The IETF Forwarding and Control Element Separation (ForCES) framework [RFC3746] consists of one model and two protocols. ForCES separates the forwarding plane from the control plane via an open interface, namely the ForCES protocol [RFC5810], which operates on entities of the forwarding plane that have been modeled using the ForCES model [RFC5812].
The ForCES model [RFC5812] is based on the fact that a network element is composed of numerous logically separate entities that cooperate to provide a given functionality (such as routing or IP switching) and yet appear as a normal integrated network element to external entities.
ForCES models the forwarding plane using Logical Functional Blocks (LFBs), which, when connected in a graph, compose the Forwarding Element (FE). LFBs are described in XML, based on an XML schema.
  • NETCONF/YANG

The Network Configuration Protocol (NETCONF) [RFC6241] is an IETF network management protocol [RFC6632]. NETCONF provides mechanisms to install, manipulate, and delete the configuration of network devices.
NETCONF protocol operations are realized as remote procedure calls (RPCs). The NETCONF protocol uses XML-based data encoding for the configuration data as well as the protocol messages. Recent studies, such as [ESNet] and [PENet], have shown that NETCONF performs better than SNMP [RFC3411].
Additionally, the YANG data modeling language [RFC6020] has been developed for specifying NETCONF data models and protocol operations. YANG is a data modeling language used to model configuration and state data manipulated by the NETCONF protocol, NETCONF remote procedure calls, and NETCONF notifications.

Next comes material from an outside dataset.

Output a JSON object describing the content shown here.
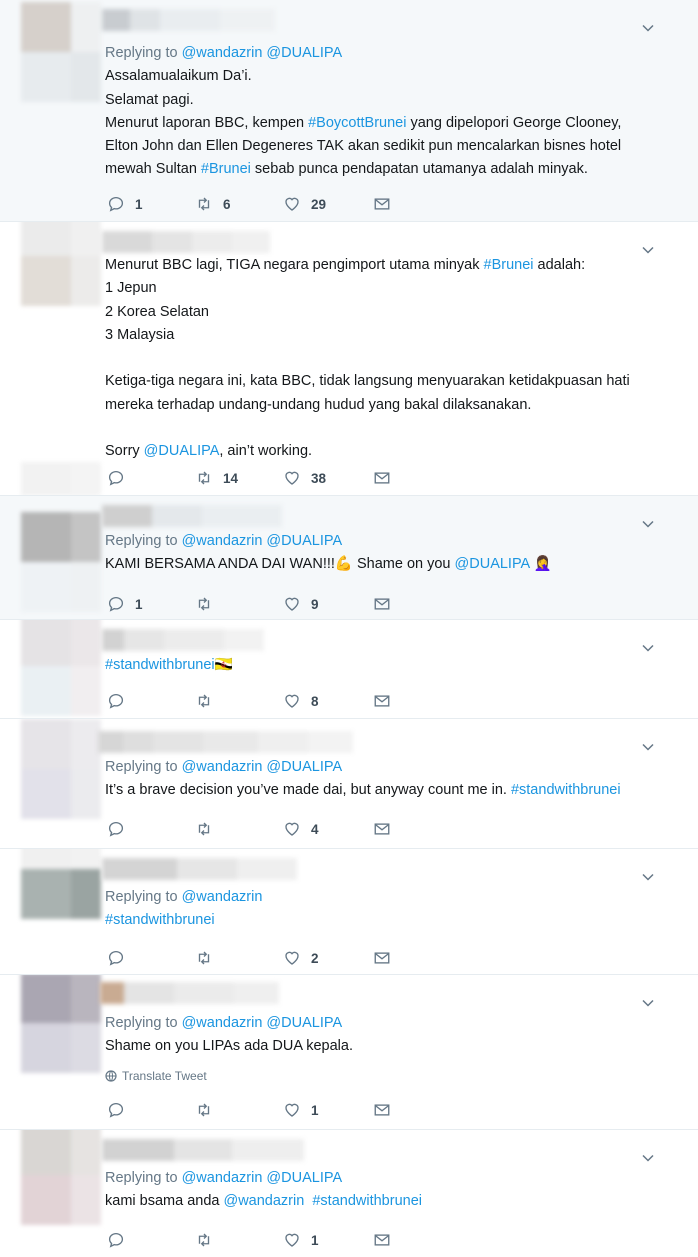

YANG models the hierarchical organization of data as a tree, in which each node has either a value or a set of child nodes. Additionally, YANG structures data models into modules and submodules, allowing reusability and augmentation. YANG models can describe constraints to be enforced on the data. Additionally, YANG has a set of base datatypes and allows custom-defined datatypes as well.
  • OpenFlow

OpenFlow is a framework originally developed at Stanford University and currently under active standards development [OpenFlow] through the Open Networking Foundation (ONF). Initially, the goal was to provide a way for researchers to run experimental protocols in a production network [OF08]. OpenFlow has undergone many revisions, and additional revisions are likely. The following description reflects version 1.4 [OpenFlow]. In short, OpenFlow defines a protocol through which a logically centralized controller can control an OpenFlow switch. Each OpenFlow-compliant switch maintains one or more flow tables, which are used to perform packet lookups. Distinct actions are to be taken regarding packet lookup and forwarding. A group table and an OpenFlow channel to external controllers are also part of the switch specification. With respect to Figure 1, the OpenFlow switch specifications [OpenFlow] define a DAL for the forwarding plane as well as for CPSI.
The OF-CONFIG protocol [OF-CONFIG], based on the YANG model [RFC6020], provides a DAL for the forwarding and operational planes of an OpenFlow switch and specifies NETCONF [RFC6241] as the MPSI. OF-CONFIG overlaps with the OpenFlow DAL, but with NETCONF [RFC6241] as the transport protocol, it shares the limitations described in the previous section.